On 19 January 2026, the two institutions signed a Memorandum of Understanding (MoU) to formalise this partnership, strengthen ties and enable sustained academic collaboration on areas of shared strategic priority.
The first major initiative under the MoU is a joint strategic research seed fund, established to catalyse high-quality, interdisciplinary and impactful research led by scholars from both universities.
The inaugural research seed fund is open to researchers from all schools and research centres at both SMU and LSE. It will provide up to SGD 25,000 per project for SMU Principal Investigators (PIs) and up to £15,000 per project for LSE PIs. The fund is focused on three key themes: Urban Sustainability, AI and the Future of Work, and Longevity and Healthy Ageing.

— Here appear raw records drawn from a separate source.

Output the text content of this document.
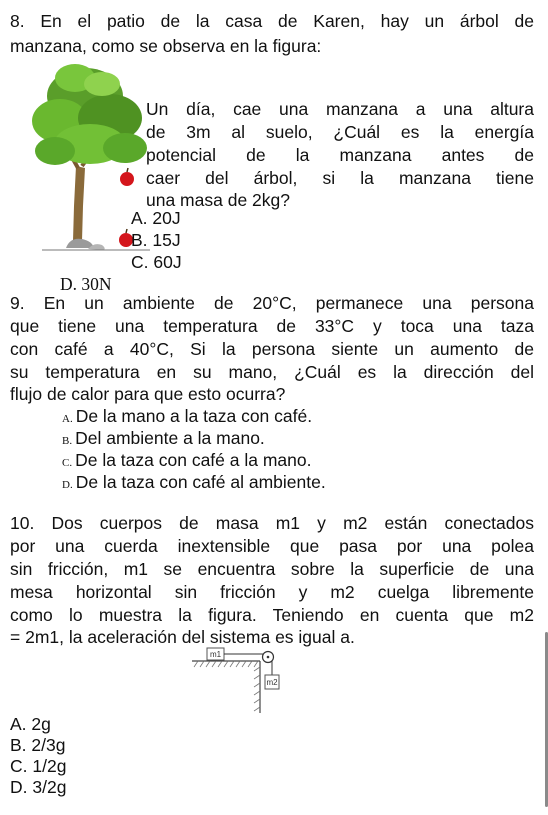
8. En el patio de la casa de Karen, hay un árbol de
manzana, como se observa en la figura:
Un día, cae una manzana a una altura
de 3m al suelo, ¿Cuál es la energía
potencial de la manzana antes de
caer del árbol, si la manzana tiene
una masa de 2kg?
A. 20J
B. 15J
C. 60J
D. 30N
9. En un ambiente de 20°C, permanece una persona
que tiene una temperatura de 33°C y toca una taza
con café a 40°C, Si la persona siente un aumento de
su temperatura en su mano, ¿Cuál es la dirección del
flujo de calor para que esto ocurra?
A. De la mano a la taza con café.
B. Del ambiente a la mano.
C. De la taza con café a la mano.
D. De la taza con café al ambiente.
10. Dos cuerpos de masa m1 y m2 están conectados
por una cuerda inextensible que pasa por una polea
sin fricción, m1 se encuentra sobre la superficie de una
mesa horizontal sin fricción y m2 cuelga libremente
como lo muestra la figura. Teniendo en cuenta que m2
= 2m1, la aceleración del sistema es igual a.
m1
m2
A. 2g
B. 2/3g
C. 1/2g
D. 3/2g
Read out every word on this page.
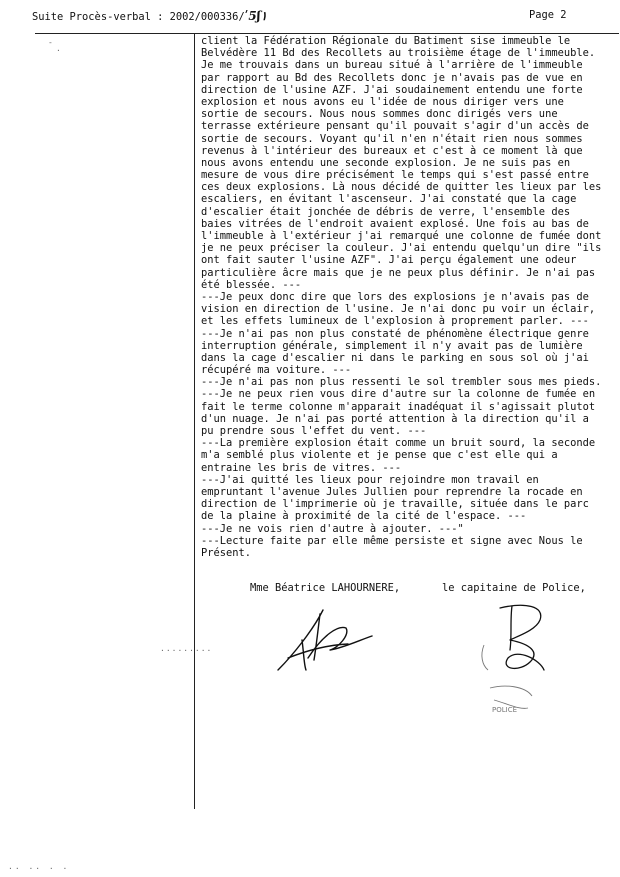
Suite Procès-verbal : 2002/000336/ʹ5ʃ١	Page 2
-
·
·········
·· ·· · ·
client la Fédération Régionale du Batiment sise immeuble le
Belvédère 11 Bd des Recollets au troisième étage de l'immeuble.
Je me trouvais dans un bureau situé à l'arrière de l'immeuble
par rapport au Bd des Recollets donc je n'avais pas de vue en
direction de l'usine AZF. J'ai soudainement entendu une forte
explosion et nous avons eu l'idée de nous diriger vers une
sortie de secours. Nous nous sommes donc dirigés vers une
terrasse extérieure pensant qu'il pouvait s'agir d'un accès de
sortie de secours. Voyant qu'il n'en n'était rien nous sommes
revenus à l'intérieur des bureaux et c'est à ce moment là que
nous avons entendu une seconde explosion. Je ne suis pas en
mesure de vous dire précisément le temps qui s'est passé entre
ces deux explosions. Là nous décidé de quitter les lieux par les
escaliers, en évitant l'ascenseur. J'ai constaté que la cage
d'escalier était jonchée de débris de verre, l'ensemble des
baies vitrées de l'endroit avaient explosé. Une fois au bas de
l'immeuble à l'extérieur j'ai remarqué une colonne de fumée dont
je ne peux préciser la couleur. J'ai entendu quelqu'un dire "ils
ont fait sauter l'usine AZF". J'ai perçu également une odeur
particulière âcre mais que je ne peux plus définir. Je n'ai pas
été blessée. ---
---Je peux donc dire que lors des explosions je n'avais pas de
vision en direction de l'usine. Je n'ai donc pu voir un éclair,
et les effets lumineux de l'explosion à proprement parler. ---
---Je n'ai pas non plus constaté de phénomène électrique genre
interruption générale, simplement il n'y avait pas de lumière
dans la cage d'escalier ni dans le parking en sous sol où j'ai
récupéré ma voiture. ---
---Je n'ai pas non plus ressenti le sol trembler sous mes pieds.
---Je ne peux rien vous dire d'autre sur la colonne de fumée en
fait le terme colonne m'apparait inadéquat il s'agissait plutot
d'un nuage. Je n'ai pas porté attention à la direction qu'il a
pu prendre sous l'effet du vent. ---
---La première explosion était comme un bruit sourd, la seconde
m'a semblé plus violente et je pense que c'est elle qui a
entraine les bris de vitres. ---
---J'ai quitté les lieux pour rejoindre mon travail en
empruntant l'avenue Jules Jullien pour reprendre la rocade en
direction de l'imprimerie où je travaille, située dans le parc
de la plaine à proximité de la cité de l'espace. ---
---Je ne vois rien d'autre à ajouter. ---"
---Lecture faite par elle même persiste et signe avec Nous le
Présent.
Mme Béatrice LAHOURNERE,	le capitaine de Police,
POLICE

At SMU, these research themes are supported by the Urban Institute, the Resilient Workforces Institute and the Longevity Societies and Economies Institute. To be eligible, proposals must involve at least one researcher from each institution.
The fund supports both new collaborations and the development of existing partnerships.
This new partnership builds on successful recent collaborations between SMU and LSE. Most recently, SMU partnered with LSE’s Long Life Venture Builder (LLVB) programme, led by LSE Generate and the LSE Global School of Sustainability, through the SMU Institute of Innovation & Entrepreneurship (IIE).
LSE has extended offers to three SMU IIE-incubated teams to participate in the LLVB initiative and also provided internship opportunities for up to four SMU students from May to August 2026.
In July 2025, the SMU Urban Institute and LSE’s Department of Geography and Environment launched the Global Alliance on Sustainable Urban Societies, alongside Boston University, the University of Melbourne and the University of Toronto as founding members.
Welcoming the announcement, LSE President and Vice Chancellor, Professor Larry Kramer, commented: “We are thrilled to announce this new chapter in our partnership with SMU. Collaborative research across disciplines, institutions, and continents is vital for tackling the critical challenges of our age: challenges like making our cities more sustainable, using technology effectively in the workplace, and healthy ageing.”
SMU President, Professor Lily Kong, added: “We are pleased with the elevation of the SMU-LSE partnership to an institutional level. This initiative under our new cooperative framework in the form of a strategic fund will support rigorous, joint interdisciplinary research by our faculty across both institutions that addresses societal challenges in longevity, the future of work, and urban sustainability. We look forward to advancing scholarship and engagement that deliver meaningful impact for communities in Singapore, the UK and beyond”.